Maria Alejandra Villamizar |
Cómo es de
fácil no creer en el proceso de paz. Resulta sencillo repetir conceptos ya
trillados que apuntan a que la guerrilla no quiere y a que el Gobierno no
puede. Las miradas simplistas no captan las señales que cada día son más claras.
Unas llegan desde La Habana, otras a la vez se cocinan en los salones del
poder, en los campamentos del monte y poco a poco dentro de la opinión. Hay
motivos para creer.
Sin
apasionamientos, y menos con miradas complacientes a ninguna de las partes, se
evidencia que este proceso está encaminado a afectar el rutinario devenir del
conflicto y a dar el siguiente paso.
Una primera
razón de peso es el papel del Ministro de Defensa y la cúpula militar. Sin
lugar a dudas es el estamento castrense a quien siempre se le señala de
torpedear la salida negociada. Existen claras pruebas, y hasta libros escritos
por ellos mismos, que comprueban que fue así en el pasado. Pero este momento es
distinto. Hace unos meses, tuve contacto con los oficiales que hacían su curso
de ascenso a generales y almirantes. Nada más grato que encontrar en todos
ellos el entendimiento fundamental de que con las Farc se debe y se puede
llegar a un acuerdo político. Los militares de hoy, son distintos. Y los
retirados, con rabo de paja, cada día son más marginales.
Una segunda
razón, es que la mesa de La Habana trabaja en serio. La dinámica de las
jornadas de diálogos ha llevado a que las conversaciones tomen su ritmo y se
construya de lado y lado el propósito de concretar puntos en común. Más allá de
las portadas de escándalo que hablan de crisis en el proceso, lo cierto es que
lo que no se habla en público es más valioso que lo que se evidencia en las
declaraciones. La mesa de diálogos debe ser soberana y tener un carácter
solemne, a la que se le debe respeto. Es la misión de las partes, salvaguardar
ese escenario de manipulaciones y manoseos que la pongan a dudar de sí misma y
de su misión.
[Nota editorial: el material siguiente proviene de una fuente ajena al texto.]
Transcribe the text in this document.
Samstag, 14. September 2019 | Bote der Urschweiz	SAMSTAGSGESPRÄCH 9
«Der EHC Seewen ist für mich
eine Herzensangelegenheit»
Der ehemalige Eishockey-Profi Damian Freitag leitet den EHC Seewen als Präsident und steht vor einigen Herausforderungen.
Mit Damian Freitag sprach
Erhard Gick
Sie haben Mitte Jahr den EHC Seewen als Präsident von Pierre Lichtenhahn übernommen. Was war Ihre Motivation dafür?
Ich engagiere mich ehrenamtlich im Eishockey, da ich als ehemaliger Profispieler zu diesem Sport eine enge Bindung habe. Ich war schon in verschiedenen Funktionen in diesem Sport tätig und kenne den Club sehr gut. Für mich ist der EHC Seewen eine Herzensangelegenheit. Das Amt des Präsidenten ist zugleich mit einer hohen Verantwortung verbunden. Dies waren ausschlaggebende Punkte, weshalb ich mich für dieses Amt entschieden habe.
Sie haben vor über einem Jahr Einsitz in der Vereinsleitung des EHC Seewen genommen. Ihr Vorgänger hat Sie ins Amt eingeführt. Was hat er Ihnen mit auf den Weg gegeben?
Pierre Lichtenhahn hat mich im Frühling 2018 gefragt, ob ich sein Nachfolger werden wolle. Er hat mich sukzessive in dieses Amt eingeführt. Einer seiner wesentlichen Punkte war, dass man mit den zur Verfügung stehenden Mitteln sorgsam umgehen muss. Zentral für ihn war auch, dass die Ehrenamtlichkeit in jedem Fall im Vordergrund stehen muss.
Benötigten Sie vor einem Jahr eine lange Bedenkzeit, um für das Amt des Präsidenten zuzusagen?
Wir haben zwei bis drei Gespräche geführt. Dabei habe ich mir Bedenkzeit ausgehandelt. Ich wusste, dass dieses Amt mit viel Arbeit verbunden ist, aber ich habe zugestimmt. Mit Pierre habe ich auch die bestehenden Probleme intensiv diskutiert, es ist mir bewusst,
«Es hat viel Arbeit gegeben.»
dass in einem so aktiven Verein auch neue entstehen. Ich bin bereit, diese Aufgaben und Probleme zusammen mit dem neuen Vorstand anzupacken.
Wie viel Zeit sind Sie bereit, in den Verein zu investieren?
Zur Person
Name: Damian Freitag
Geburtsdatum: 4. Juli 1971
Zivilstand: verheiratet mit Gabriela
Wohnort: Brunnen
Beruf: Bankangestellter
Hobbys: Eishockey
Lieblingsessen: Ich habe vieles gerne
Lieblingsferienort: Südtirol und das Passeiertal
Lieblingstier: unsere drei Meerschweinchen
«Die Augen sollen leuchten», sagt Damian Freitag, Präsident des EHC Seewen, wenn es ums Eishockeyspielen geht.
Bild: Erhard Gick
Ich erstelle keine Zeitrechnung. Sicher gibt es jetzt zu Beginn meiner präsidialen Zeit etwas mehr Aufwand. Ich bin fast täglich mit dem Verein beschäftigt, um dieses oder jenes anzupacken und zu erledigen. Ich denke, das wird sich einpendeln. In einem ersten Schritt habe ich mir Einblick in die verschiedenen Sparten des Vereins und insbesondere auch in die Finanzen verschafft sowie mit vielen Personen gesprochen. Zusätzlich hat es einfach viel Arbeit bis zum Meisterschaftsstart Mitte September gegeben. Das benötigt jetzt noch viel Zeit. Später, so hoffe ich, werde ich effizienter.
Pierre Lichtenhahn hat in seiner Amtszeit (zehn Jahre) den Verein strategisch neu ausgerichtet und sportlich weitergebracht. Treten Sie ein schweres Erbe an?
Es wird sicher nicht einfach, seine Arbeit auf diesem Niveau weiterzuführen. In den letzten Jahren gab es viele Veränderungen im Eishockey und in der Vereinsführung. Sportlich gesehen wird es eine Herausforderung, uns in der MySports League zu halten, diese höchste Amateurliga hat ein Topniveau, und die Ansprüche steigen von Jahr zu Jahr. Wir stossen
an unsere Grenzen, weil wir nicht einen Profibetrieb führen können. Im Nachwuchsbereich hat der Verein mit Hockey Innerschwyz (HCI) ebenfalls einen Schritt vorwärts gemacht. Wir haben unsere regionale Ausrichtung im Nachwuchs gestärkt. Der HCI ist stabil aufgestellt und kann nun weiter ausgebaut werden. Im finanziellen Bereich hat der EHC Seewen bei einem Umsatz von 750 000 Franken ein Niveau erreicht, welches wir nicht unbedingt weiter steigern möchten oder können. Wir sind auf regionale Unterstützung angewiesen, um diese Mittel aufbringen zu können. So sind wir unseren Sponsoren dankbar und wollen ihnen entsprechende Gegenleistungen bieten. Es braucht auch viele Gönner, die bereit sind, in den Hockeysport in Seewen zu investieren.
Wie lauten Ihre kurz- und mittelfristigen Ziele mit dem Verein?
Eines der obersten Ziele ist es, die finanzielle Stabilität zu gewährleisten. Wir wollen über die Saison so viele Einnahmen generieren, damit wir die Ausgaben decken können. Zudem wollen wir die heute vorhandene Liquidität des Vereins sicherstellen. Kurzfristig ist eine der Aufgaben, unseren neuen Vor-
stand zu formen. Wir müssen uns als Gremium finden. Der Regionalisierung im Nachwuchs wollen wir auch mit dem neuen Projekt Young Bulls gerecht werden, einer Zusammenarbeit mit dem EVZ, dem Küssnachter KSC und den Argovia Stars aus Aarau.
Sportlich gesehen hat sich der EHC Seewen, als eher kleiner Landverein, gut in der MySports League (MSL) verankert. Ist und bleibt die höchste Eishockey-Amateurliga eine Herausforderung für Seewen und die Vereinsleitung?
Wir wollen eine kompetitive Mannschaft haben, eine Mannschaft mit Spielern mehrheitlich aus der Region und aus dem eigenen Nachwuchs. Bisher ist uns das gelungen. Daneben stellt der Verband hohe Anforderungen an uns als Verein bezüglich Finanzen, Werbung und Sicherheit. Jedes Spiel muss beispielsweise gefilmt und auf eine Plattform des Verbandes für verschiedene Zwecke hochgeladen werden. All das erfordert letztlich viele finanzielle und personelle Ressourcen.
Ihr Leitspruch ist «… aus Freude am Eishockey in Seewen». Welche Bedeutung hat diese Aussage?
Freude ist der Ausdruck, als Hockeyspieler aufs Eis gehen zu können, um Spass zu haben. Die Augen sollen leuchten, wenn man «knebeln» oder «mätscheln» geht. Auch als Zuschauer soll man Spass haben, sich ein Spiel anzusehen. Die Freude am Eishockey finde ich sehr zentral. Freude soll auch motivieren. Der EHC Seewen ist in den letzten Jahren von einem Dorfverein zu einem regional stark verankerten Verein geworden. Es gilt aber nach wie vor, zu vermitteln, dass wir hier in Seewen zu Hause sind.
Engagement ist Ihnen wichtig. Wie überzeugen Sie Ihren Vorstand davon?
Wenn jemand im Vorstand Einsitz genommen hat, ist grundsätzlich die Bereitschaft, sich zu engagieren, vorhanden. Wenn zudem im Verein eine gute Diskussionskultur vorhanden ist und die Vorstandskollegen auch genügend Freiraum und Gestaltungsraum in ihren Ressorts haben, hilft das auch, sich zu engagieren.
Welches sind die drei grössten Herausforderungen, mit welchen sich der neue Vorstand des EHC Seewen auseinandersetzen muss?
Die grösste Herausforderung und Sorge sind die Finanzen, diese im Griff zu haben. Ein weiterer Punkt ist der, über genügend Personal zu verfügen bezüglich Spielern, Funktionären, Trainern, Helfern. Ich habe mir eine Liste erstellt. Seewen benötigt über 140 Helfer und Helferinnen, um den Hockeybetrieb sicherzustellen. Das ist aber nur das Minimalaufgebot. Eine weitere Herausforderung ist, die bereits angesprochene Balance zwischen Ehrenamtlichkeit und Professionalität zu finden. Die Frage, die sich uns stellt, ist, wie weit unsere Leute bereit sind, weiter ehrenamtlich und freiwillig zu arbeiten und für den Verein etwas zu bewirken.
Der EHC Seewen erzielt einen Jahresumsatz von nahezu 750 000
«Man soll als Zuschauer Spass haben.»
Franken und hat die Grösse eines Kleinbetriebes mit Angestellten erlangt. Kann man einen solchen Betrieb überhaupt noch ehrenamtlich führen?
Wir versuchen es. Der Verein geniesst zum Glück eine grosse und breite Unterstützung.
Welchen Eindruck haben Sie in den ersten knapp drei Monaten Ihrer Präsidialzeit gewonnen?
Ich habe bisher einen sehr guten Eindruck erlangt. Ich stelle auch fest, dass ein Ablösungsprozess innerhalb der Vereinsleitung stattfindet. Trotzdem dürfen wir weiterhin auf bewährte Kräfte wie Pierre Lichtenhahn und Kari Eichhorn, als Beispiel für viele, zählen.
La mesa es la apuesta por la audacia, la astucia y la creatividad
de quienes la integran. No esperamos menos de ellos.
Una tercera
razón es que en entre el círculo duro de la opinión, donde avanza otro
‘proceso’, igual o más importante que el de la mesa de la Habana, las aguas
mesuradas riegan cada vez más tierra fértil. Es decir, en los sectores sensibles,
interesados, preocupados y enterados del tema, que saben leer los escenarios,
hay interés genuino en multiplicar pedagógicamente el sentido de este empeño
sin que me medien los intereses electorales.
Es innegable
que a esas aguas les falta corriente para impulsar argumentos que lleguen a la
ciudadanía de las regiones y para sumar aliados de futuro. Estudiantes,
campesinos, trabajadores, víctimas. Todos los colombianos quieren empezar a
sentir que está en construcción un proceso que involucra sus vidas.
A su vez,
claro, las aguas amargas empiezan a recorrer sus propios caminos que
desembocarán en su propio mar. Es parte de un proceso político así. Imposible
ser homogéneos cuando se han vivido tantas divisiones. Entiendo que haya
quienes quieren ser como Santo Tomás, “hasta no ver no creer”. Respetable
postura. No hay actos de fe cuando se han sufrido en carne propia los efectos
del conflicto. A quienes se sienten así, los envidio. El que no espera nada,
gana siempre y no tiene la ansiedad de los que esperamos resultados positivos.
Ahora, sobre
los que quieren prender más leña y le apuestan al fracaso para ganar votos,
esos vivirán siempre para apagar su propio fuego. A la paz de hoy hay que
quitarle el nombre de presidente y ponerle el nombre del país, eso sí tiene
sentido y debería gustarnos a todos.